But he goes to the Philippines frequently. I think she is his new girlfriend. I think he also had girlfriends in Japan. He was going out on dates frequently. Whenever he said "We---." I felt a sadness that tore my heart out of my chest every time. After he started avoiding me <in private>, I alternated between the joy of seeing him and the sadness of him going out with other women, like a roller coaster. Strangely, I didn't feel like hating him. Anyway, I was sad. Even though I was so close to him, I was the only one who knew his facial expressions, his gestures, in such detail.
From then on, I began to comfort myself with relationship counseling and fortune telling. Still, seeing him soothed my soul. I want to be with him. I want to be with him forever and ever. But in my position, I should never have done it.
Moreover, I also had a huge complex. He is such a wonderful man, but I.... I didn't have enough confidence in myself to compete with all the other women who were trying to get him.
And when I casually asked him out to dinner, he just turned me down. He had a cold, and when I contacted him out of concern, he totally ignored me. I guessed he had a girlfriend. I was sad and cried. I cried happy tears and sad tears over and over again.
I cried many times because I was sad and wondered why he did not respond to my feelings although I had hurt him from myself. But I couldn't say anything and went into desperation. Of course, he didn't know that. At the time, other men often asked me out on dates. But I just couldn't bring myself to do it. I had a feeling that if I slept with other men, I would lose him for the rest of my life.

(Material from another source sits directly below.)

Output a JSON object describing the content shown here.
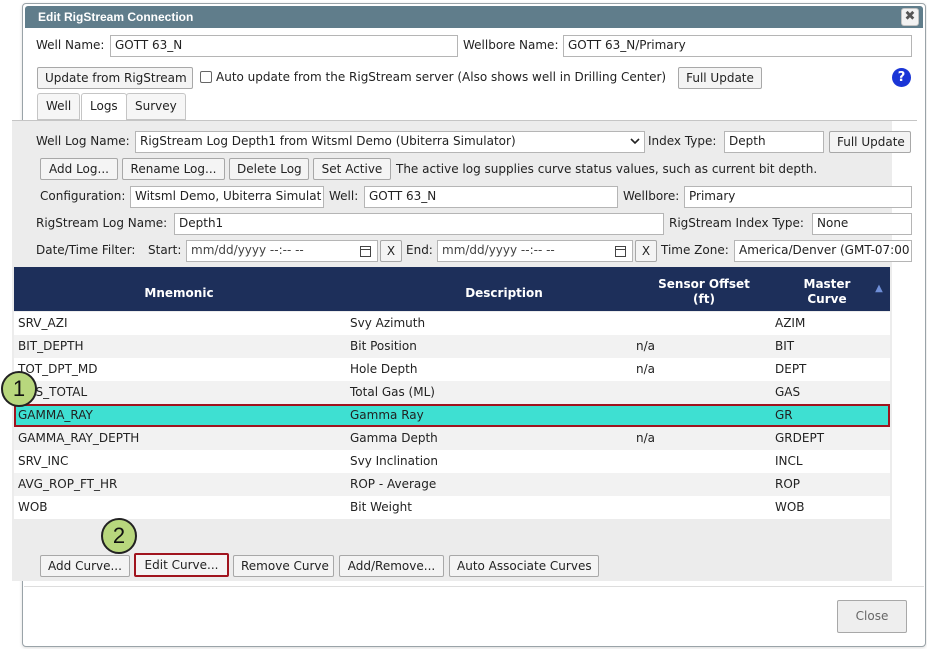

I genuinely loved only him. I just had faith in him. I even have the confidence to say that I loved him more than anyone else. Whether he became a beggar or he committed a crime, I was the only one who would stay on his side until the end...I always thought so. Even if he turned the whole world against me, I was absolutely sure that I would protect him. At this time, my heart chakra was already open and every time I saw him, every time I thought of him, I was filled with love.